Monday, December 28, 2009

Infinite Jest's Structure/Length as Metaphor for Life/Addiction

I found a funny old 'review' of the book, that is highly ironic in light of the chapter I just read. Here's an excerpt from the non-review review:

"It sits there like a dare, like a reproach, like a doorstop. It is 1,079 pages long. It's a terrific book, I'm sure -- all the other reviewers tell me so. But right now INFINITE JEST (Little, Brown, $29.95), the defiantly dense new novel by the intriguing young writer David Foster Wallace, sits on my desk like an infinite burden. I cannot lift the thing to crack its wonders, and I'm beginning to despair.

Carrying the 3-pound, 2.7-ounce book to read while commuting is out of the question; I might as well heft dumbbells in my backpack. Propping it on my knees to read in bed or in the bathtub is tricky: Too much concentration and left-hand grip strength is needed to prevent the tome from toppling over while turning the pages. It is occasionally possible to read 20 or 30 pages at a clip while sitting at home in a special chair, but then I look up, realize there are 900 or 600 or even 400 pages to go, and fall into profound dyspepsia, longing for an unedited Joan Collins manuscript. Skimming isn't possible. Reading the last page first reveals nothing."

I definitely sympathize with the reviewer's sentiments (though, thanks to Kindle, my version isn't as impenetrable, physically). I'm about 89% through the book now, months after I started it, and interestingly just as I read this review Infinite Jest responds to the criticism within it's own narrative, metaphorically. Don Gately, a recovering alcoholic, talks about a time when he had to do jail time and was forced into white-knuckle withdrawal, and the only way he could endure it was to live inside of every second. In this section he's looking back on the experience from a hospital bed where he has to endure intense pain, and again can only get through it one second at a time. If he thinks about the millions of seconds that lie ahead of him lined up, each second filled with pain, the idea of that pain, for that amount of time, becomes almost unendurable. But each second in and of itself is not unendurable. And he talks about times that he or others had relapsed, or people that he know committed suicide, and how those things happen because that person was not living in the now, but was getting too far ahead of themselves.
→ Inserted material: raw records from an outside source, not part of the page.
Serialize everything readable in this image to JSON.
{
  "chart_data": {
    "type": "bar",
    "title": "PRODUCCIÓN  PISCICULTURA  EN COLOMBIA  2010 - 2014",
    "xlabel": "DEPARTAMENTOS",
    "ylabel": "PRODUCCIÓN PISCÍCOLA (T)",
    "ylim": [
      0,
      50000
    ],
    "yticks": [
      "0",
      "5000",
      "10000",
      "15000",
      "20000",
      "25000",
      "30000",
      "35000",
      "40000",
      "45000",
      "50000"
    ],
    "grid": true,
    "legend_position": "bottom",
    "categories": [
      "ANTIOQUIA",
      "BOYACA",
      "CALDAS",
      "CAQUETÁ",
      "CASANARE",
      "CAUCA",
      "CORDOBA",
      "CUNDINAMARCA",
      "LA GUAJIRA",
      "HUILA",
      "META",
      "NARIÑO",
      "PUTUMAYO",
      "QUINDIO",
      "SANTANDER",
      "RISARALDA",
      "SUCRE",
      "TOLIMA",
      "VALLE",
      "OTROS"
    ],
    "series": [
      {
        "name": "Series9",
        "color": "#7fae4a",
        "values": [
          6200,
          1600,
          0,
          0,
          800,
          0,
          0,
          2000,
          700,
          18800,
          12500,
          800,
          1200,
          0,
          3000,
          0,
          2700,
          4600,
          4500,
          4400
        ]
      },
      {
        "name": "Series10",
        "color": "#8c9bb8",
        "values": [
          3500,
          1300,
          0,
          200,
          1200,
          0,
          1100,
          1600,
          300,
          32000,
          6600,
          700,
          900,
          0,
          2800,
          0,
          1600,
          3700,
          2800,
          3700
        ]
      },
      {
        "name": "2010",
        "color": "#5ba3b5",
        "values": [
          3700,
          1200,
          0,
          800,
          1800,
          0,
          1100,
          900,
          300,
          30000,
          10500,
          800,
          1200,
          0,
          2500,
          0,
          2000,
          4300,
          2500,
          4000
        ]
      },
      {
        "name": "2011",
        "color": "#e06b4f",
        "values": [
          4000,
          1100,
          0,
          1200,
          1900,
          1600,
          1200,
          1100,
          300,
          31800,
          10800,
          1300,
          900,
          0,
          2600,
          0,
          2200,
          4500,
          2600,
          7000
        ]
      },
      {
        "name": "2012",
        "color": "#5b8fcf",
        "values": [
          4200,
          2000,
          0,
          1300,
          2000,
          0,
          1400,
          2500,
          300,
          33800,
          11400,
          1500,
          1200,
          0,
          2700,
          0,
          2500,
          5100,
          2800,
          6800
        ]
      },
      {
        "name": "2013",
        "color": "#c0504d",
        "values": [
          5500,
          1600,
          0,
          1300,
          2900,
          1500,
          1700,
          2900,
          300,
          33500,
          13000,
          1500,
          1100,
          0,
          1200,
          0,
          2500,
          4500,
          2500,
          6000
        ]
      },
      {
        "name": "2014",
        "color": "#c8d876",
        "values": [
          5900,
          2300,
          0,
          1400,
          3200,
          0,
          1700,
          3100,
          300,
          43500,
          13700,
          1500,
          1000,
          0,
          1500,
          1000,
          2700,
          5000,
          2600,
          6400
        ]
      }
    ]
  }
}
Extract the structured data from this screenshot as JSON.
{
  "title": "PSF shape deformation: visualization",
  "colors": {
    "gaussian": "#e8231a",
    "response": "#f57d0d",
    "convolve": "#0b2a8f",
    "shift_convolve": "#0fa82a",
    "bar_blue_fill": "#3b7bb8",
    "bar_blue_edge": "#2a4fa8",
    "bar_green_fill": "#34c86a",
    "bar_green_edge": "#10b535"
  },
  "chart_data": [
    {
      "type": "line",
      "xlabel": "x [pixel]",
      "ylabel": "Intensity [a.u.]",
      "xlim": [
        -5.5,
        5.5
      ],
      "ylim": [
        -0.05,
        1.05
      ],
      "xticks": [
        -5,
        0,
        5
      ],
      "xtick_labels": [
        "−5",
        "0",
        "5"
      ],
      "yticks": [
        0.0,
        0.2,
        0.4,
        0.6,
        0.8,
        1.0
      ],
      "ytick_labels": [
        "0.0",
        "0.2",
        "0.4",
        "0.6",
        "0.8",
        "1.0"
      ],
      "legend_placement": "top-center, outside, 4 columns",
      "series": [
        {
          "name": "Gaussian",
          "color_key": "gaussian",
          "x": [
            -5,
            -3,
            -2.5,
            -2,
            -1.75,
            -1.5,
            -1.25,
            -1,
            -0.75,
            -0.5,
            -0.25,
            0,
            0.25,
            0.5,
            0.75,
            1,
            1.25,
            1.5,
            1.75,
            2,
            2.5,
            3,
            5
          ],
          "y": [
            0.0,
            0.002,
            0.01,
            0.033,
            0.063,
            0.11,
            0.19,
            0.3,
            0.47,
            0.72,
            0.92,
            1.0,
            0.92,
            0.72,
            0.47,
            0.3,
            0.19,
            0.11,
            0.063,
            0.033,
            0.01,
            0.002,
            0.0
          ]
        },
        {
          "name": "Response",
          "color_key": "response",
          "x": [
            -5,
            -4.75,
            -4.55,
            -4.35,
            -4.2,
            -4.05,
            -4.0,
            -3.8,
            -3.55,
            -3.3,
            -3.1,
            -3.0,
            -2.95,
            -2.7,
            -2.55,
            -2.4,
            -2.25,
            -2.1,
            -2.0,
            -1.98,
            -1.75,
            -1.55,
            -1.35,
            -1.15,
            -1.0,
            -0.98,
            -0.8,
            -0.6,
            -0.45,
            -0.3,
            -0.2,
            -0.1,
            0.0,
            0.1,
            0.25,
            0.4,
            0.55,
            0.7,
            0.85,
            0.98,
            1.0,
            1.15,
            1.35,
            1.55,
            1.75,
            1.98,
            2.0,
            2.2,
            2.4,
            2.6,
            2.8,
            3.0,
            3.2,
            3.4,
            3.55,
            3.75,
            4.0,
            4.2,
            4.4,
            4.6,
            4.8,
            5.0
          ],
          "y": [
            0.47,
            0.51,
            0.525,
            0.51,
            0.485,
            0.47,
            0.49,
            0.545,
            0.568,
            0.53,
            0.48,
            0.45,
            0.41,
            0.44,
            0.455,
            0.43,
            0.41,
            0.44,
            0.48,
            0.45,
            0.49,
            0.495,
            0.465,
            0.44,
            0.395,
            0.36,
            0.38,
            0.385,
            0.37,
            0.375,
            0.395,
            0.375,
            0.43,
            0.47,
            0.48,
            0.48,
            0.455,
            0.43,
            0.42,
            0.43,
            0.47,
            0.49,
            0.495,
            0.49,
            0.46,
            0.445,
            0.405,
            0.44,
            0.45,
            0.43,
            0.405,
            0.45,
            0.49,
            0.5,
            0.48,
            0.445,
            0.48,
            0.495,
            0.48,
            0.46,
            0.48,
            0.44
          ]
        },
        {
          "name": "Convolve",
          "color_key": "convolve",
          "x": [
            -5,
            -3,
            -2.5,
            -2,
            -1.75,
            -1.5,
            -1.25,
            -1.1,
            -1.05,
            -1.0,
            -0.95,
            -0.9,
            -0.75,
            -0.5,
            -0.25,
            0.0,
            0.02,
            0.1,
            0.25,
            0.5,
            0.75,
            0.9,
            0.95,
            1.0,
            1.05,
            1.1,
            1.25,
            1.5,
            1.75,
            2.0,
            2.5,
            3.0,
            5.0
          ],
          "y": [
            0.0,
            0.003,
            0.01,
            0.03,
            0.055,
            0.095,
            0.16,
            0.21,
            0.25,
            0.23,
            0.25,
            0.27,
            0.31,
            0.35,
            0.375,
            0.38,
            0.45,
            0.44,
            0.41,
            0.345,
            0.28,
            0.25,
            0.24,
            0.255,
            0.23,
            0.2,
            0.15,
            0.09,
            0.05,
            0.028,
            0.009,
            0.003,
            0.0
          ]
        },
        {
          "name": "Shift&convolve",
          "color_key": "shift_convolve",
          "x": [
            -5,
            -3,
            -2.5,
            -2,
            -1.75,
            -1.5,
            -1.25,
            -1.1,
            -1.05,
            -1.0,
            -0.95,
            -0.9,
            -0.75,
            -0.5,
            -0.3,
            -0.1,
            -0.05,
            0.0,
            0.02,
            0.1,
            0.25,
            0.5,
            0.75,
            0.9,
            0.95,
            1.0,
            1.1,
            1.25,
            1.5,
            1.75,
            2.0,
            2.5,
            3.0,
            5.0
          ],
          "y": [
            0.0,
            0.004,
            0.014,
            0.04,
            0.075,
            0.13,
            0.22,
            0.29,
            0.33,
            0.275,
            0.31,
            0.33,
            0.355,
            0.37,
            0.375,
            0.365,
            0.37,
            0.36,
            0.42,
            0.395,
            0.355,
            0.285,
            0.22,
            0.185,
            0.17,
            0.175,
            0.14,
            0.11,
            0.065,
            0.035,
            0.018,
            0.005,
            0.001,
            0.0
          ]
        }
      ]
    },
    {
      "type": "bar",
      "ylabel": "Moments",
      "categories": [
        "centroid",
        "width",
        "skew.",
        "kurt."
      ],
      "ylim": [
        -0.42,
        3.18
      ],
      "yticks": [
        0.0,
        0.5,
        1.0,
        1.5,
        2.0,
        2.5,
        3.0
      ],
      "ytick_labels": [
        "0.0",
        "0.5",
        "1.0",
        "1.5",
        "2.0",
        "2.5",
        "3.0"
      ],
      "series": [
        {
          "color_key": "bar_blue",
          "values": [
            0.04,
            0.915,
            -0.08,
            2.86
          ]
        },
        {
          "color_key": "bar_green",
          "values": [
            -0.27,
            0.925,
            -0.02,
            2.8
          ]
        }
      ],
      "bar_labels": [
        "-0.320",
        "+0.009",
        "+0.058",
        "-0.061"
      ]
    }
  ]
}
Another character talks with Gately about this and says how she used to count her days of sobriety, and after she got to a certain number of days, say 14, the idea of 100 more days, or 800 more became too frightening, and caused her to relapse. [note the structural similarity of the sentence I just wrote to the bolded sentence of the review]. Which is why, for the addict, and properly understood, the AA slogan 'One Day At a Time' isn't a trite cliche, but is actually kind of profound. You do have to take it one day at a time, literally. Or one page at a time, as it were.

I can't really do justice to the chapter in summary, but the advice it gives for dealing with the daunting task of life and/or addiction can be translated to dealing with the daunting task of reading Infinite Jest. I don't know if the intention was to anticipate and preemptively respond to critics of the novel's length in some meta- fasion, but it does function on that level whether it was intended to or not, which I found interesting.